Results:  rTMS may selectively increase or decrease neuronal activity over discrete brain regions. As a result of this focused intervention with TMS, the potential for unwanted side effects is substantially reduced, compared with ECT. In open trials, rTMS and ECT are reported to be equally efficacious for patients having depression without psychosis, but the therapeutic benefits reported in double-blind sham-rTMS controlled trials are more modest.
Conclusion:  The antidepressant and antimanic effects of rTMS depend on technical considerations such as stimulus frequency, intensity, and magnetic coil placement, which may not yet be optimized. Biological heterogeneity among the patients treated with rTMS may also contribute to differing efficacy across clinical trials. rTMS may possess tremendous potential as a treatment for mood disorder, but this has not yet been realized. rTMS must still be regarded as an experimental intervention requiring further refinement.

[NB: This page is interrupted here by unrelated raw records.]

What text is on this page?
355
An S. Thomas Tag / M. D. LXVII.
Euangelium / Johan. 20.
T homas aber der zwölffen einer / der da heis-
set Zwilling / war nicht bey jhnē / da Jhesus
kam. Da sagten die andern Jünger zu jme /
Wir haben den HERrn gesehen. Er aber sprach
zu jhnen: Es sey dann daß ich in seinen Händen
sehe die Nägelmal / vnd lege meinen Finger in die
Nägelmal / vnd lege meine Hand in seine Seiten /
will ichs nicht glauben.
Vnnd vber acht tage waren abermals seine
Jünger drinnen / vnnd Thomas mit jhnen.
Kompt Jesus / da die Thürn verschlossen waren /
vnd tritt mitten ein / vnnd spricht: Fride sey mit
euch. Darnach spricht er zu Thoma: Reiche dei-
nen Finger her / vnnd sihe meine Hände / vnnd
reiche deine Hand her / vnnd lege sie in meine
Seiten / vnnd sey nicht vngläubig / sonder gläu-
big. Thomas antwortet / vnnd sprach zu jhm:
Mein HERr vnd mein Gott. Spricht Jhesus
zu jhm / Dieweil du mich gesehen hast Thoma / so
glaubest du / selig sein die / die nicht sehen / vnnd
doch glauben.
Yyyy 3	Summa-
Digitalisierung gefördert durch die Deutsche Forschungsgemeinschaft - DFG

(Can J Psychiatry 2001;46:720–727)

Key Words:  transcranial magnetic stimulation, depression, electroconvulsive therapy


Any discussion of electroconvulsive therapy (ECT) inevitably involves the use of superlatives. ECT is the oldest of all biological treatments for psychopathology, the most effective for severe depression, and the most controversial. Since ECT was introduced in 1938, major advances in our understanding of neurophysiology and psychopathology, together with some serendipity, have led to many new pharmacologic treatments for depression. Nevertheless, as many as 1 in 5 patients with depression fail to respond to antidepressant medication (1,2). While ECT may be effective for these patients, its cognitive side effects and invasive nature make ECT unacceptable to many. New approaches to treating severe medication-resistant depression are needed.

Apart from psychotherapy, which may not be appropriate for patients with the most severe depression, few nonpharmacologic alternatives to antidepressant medications exist.


Manuscript received and accepted
June 2001.
1Clinical Director, Regional Mood Disorders Program, Department of Psychiatry, McMaster University, Hamilton, Ontario, Canada.
Address for correspondence: Dr G Hasey, St. Joseph's Healthcare Hamilton,
Centre for Mountain Health, 100 West 5th Street, Hamilton, ON L8N 3K7


Vagus nerve stimulation (VNS), an experimental adjunctive treatment for epilepsy (3,4), has been reported to have antidepressant effects in an open trial (5). The device requires surgical implantation, however, and double-blind controlled clinical trials demonstrating antidepressant efficacy are still lacking. Another new technology that holds promise as a treatment for mood disorder, and is somewhat better-studied than VNS, is transcranial magnetic stimulation (TMS). TMS, which employs magnetic energy to alter cortical neuronal activity, has been shown to have significant antidepressant efficacy in several randomized, double-blind, sham-controlled TMS trials (6–8).

TMS Background

Brief History

Although attempts to create an electromagnetic brain stimulator date back to the 19th century, an effective TMS device was first built in 1985 by Anthony Barker at the University of Sheffield. Designed to function as a neurodiagnostic tool, the TMS prototype could produce an evoked potential in muscle tissue by activating neurons in the motor cortex. Newer coil designs created more focused magnetic fields that were then used to map regions of cortical involvement in functions such as memory (9), vision (10), and muscle control (11).